The seven-minute opening track "Murw" gets one off to a great start with its flash and island rhythm. You’ll find a lot of nicely placed percussion, horn, and keys work with a generous dose of flattering bass lines here. This one’s a mover. Track three "Spirit" has a unique air about it. The lyrics state that "we found this magic rhythm that makes us happy." That pretty much sums it up. It’s obvious that the group enjoyed making this cut and there is something magical about the exotic rhythm that tends to intermix with a touch of "souljazz."
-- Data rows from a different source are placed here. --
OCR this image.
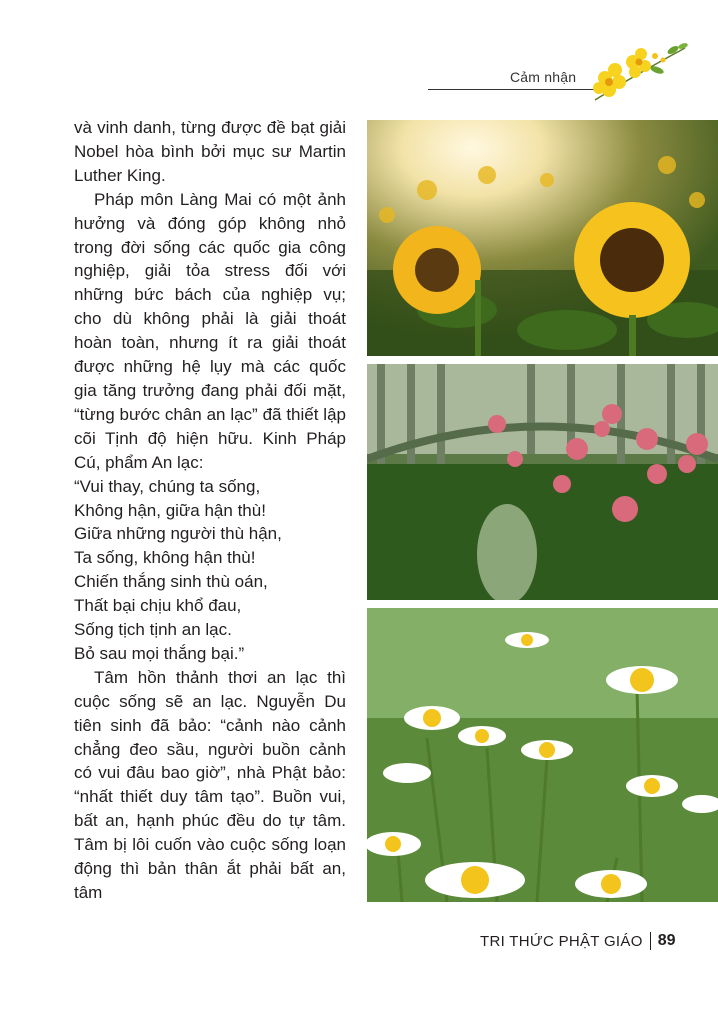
Cảm nhận

và vinh danh, từng được đề bạt giải Nobel hòa bình bởi mục sư Martin Luther King.

Pháp môn Làng Mai có một ảnh hưởng và đóng góp không nhỏ trong đời sống các quốc gia công nghiệp, giải tỏa stress đối với những bức bách của nghiệp vụ; cho dù không phải là giải thoát hoàn toàn, nhưng ít ra giải thoát được những hệ lụy mà các quốc gia tăng trưởng đang phải đối mặt, “từng bước chân an lạc” đã thiết lập cõi Tịnh độ hiện hữu. Kinh Pháp Cú, phẩm An lạc:

“Vui thay, chúng ta sống,

Không hận, giữa hận thù!

Giữa những người thù hận,

Ta sống, không hận thù!

Chiến thắng sinh thù oán,

Thất bại chịu khổ đau,

Sống tịch tịnh an lạc.

Bỏ sau mọi thắng bại.”

Tâm hồn thảnh thơi an lạc thì cuộc sống sẽ an lạc. Nguyễn Du tiên sinh đã bảo: “cảnh nào cảnh chẳng đeo sầu, người buồn cảnh có vui đâu bao giờ”, nhà Phật bảo: “nhất thiết duy tâm tạo”. Buồn vui, bất an, hạnh phúc đều do tự tâm. Tâm bị lôi cuốn vào cuộc sống loạn động thì bản thân ắt phải bất an, tâm

TRI THỨC PHẬT GIÁO 89
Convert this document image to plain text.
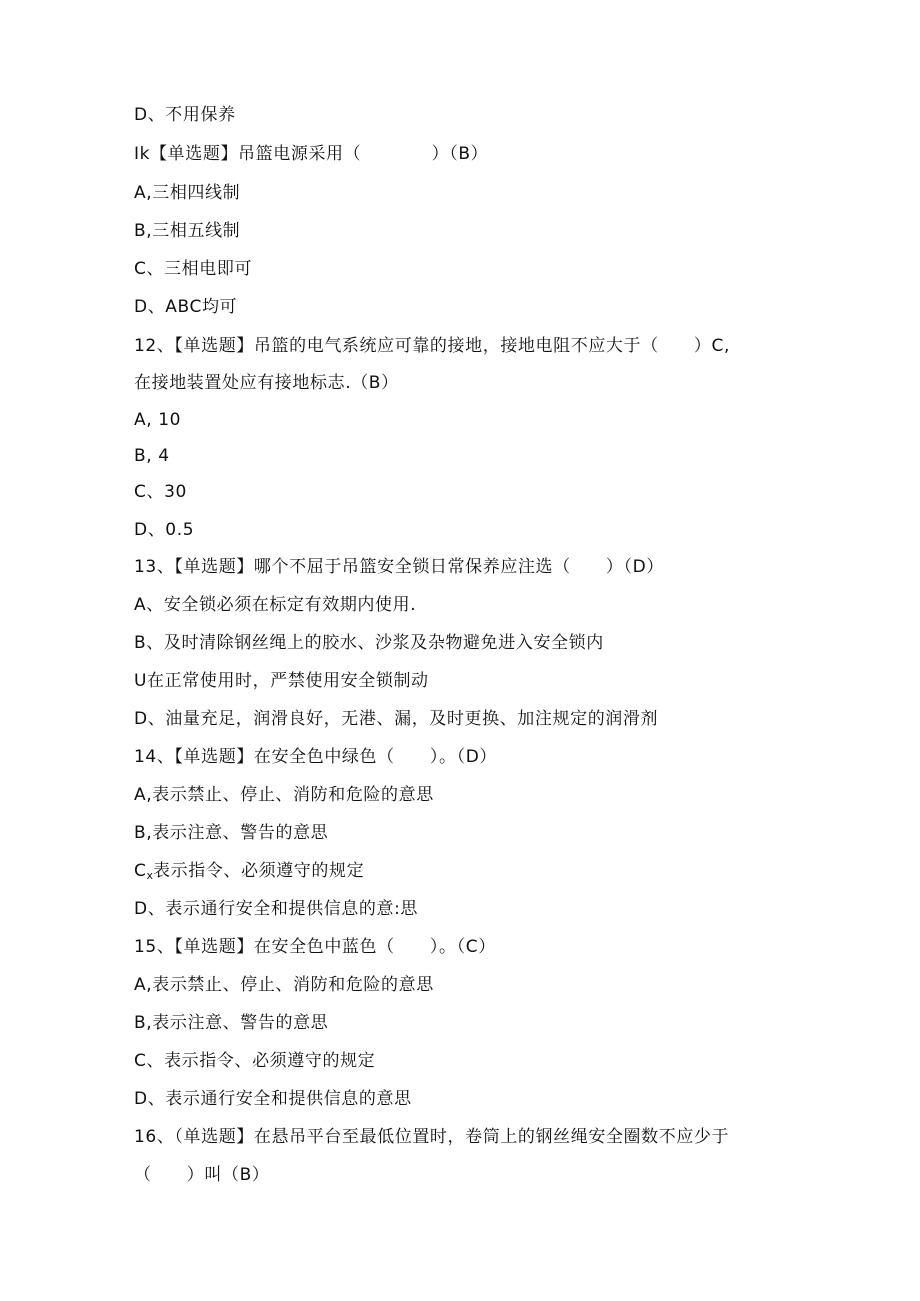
D、不用保养
Ik【单选题】吊篮电源采用（　　　　）（B）
A,三相四线制
B,三相五线制
C、三相电即可
D、ABC均可
12、【单选题】吊篮的电气系统应可靠的接地，接地电阻不应大于（　　）C,
在接地装置处应有接地标志.（B）
A, 10
B, 4
C、30
D、0.5
13、【单选题】哪个不屈于吊篮安全锁日常保养应注选（　　）（D）
A、安全锁必须在标定有效期内使用.
B、及时清除钢丝绳上的胶水、沙浆及杂物避免进入安全锁内
U在正常使用时，严禁使用安全锁制动
D、油量充足，润滑良好，无港、漏，及时更换、加注规定的润滑剂
14、【单选题】在安全色中绿色（　　）。（D）
A,表示禁止、停止、消防和危险的意思
B,表示注意、警告的意思
$C_x$表示指令、必须遵守的规定
D、表示通行安全和提供信息的意:思
15、【单选题】在安全色中蓝色（　　）。（C）
A,表示禁止、停止、消防和危险的意思
B,表示注意、警告的意思
C、表示指令、必须遵守的规定
D、表示通行安全和提供信息的意思
16、（单选题】在悬吊平台至最低位置时，卷筒上的钢丝绳安全圈数不应少于
（　　）叫（B）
Afrogrooves and Caribbean flavors explode in the title track. Danceable? Oh yes, and you have to be able to keep up, as this one has fast "legs!" Nice patterns for each instrument make this one a real groove from the start. "You Got Me Thinking" has a nice "soul" feel, but I have to say that I wasn’t taken by this one’s rather confusing melody. Aside from the chorus, I suppose I wasn’t quite receptive to the unique phrasing. Still, there’s still a lot to enjoy on this album. "Gasoline From Babylon" is yet another unique piece with traces of the "souljazz" to which the group refers. It’s a very reflective and socially conscious piece, voicing concerns like "waging war in the Middle East, losing jobs in the West" and "the care for our children."
Soul Integration is an exercise in the absoluteness of expression in jazz circles. Some will like its approach, others may balk. One thing’s certain, it embodies the courage to take one on the road less traveled.